ダルビッシュ、敬愛する川崎宗則へ感謝のメッセージ「誰も文句は言えない」

カブスのダルビッシュ(左)とソフトバンク時代の川崎【写真:田口有史、藤浦一都】
カブスのダルビッシュ(左)とソフトバンク時代の川崎【写真:田口有史、藤浦一都】

2007年の北京五輪以来育んだ強い絆

 カブスのダルビッシュ有投手が27日(日本時間28日)、自身のブログを更新し、ソフトバンクを退団した川崎宗則内野手に宛てた感謝の言葉を綴った。

 ダルビッシュと川崎は深い親交を持ち、共にメジャーでプレーした時はよく食事に出掛けていた。ブログの中で右腕は「ムネさんと初めて話をしたのは2007年の北京五輪予選」と振り返る。極度の人見知りで、同い年の涌井秀章としか話をしないダルビッシュを食事に誘い、他の選手と打ち解けるきっかけを作ってくれたという。そんな気遣いに触れ、「そこからムネさんとは年の差関係なく親友というか家族というか、それほど深い関係になりました」と明かした。

 2012年に共に渡米。ダルビッシュはレンジャーズ、川崎はマリナーズと同地区ライバルチームに入団し、試合では真剣勝負を、プライベートではよき理解者として親交を深めた。マリナーズ、ブルージェイズ、カブスと渡り歩いた川崎は、昨年3月31日に日本球界に復帰。この時の気持ちを「ムネさんが日本に帰ると聞いた時は寂しかったのを覚えています」と率直に伝える。

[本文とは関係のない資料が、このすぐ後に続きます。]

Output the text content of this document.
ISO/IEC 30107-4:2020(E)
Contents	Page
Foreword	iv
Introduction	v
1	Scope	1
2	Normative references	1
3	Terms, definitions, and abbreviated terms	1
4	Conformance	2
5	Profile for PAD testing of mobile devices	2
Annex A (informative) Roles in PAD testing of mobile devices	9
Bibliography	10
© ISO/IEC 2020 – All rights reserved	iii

 ダルビッシュにとって川崎は言葉には尽くせないほど大きな存在だったようだ。「野球においても色々勉強になりましたが、3年ぐらい前自分が野球がやりたくないってなった時期があったんですが、その時ムネさんの特集を見てまた頑張ろうって思えたり。自分とは対極に位置する人であるから本当に色々学ばせていただきました」と感謝。川崎の体調不良を伝えて聞いた昨年12月以降は、「そこから毎日家族の健康を守っていただいたこと明日もよろしくお願いしますと神様にお願いするのですが、ムネさんのこともお願いするようになりました。何もならないかもだけど、何かなるかもと」とアメリカから祈りを捧げていたという。

 ホークスでは輝かしい足跡を残した一方、メジャーではレギュラー定着はならなかったが、日米そしてカナダにおける川崎の功績は大きい。今季から川崎も所属したカブスでプレーするダルビッシュは「引退撤回を期待しているけど、このまま引退しても誰にも歩めない野球人生を歩んだだろうから誰も文句は言えないでしょう。また体調良くなったらシカゴに遊びに来てくださいと伝えたし、その日まで一生懸命頑張ります」と誓った。

 ブログの最後は「ムネさん、お疲れ様でした。ムネさんがいなかったら自分はここにはいません。これからも末永く、家族どうし仲良くしましょうね^_^」と感謝のメッセージで締めたダルビッシュ。川崎は野球から距離を置くことになったが、2人を結ぶ強い絆はこれからも変わらずあり続ける。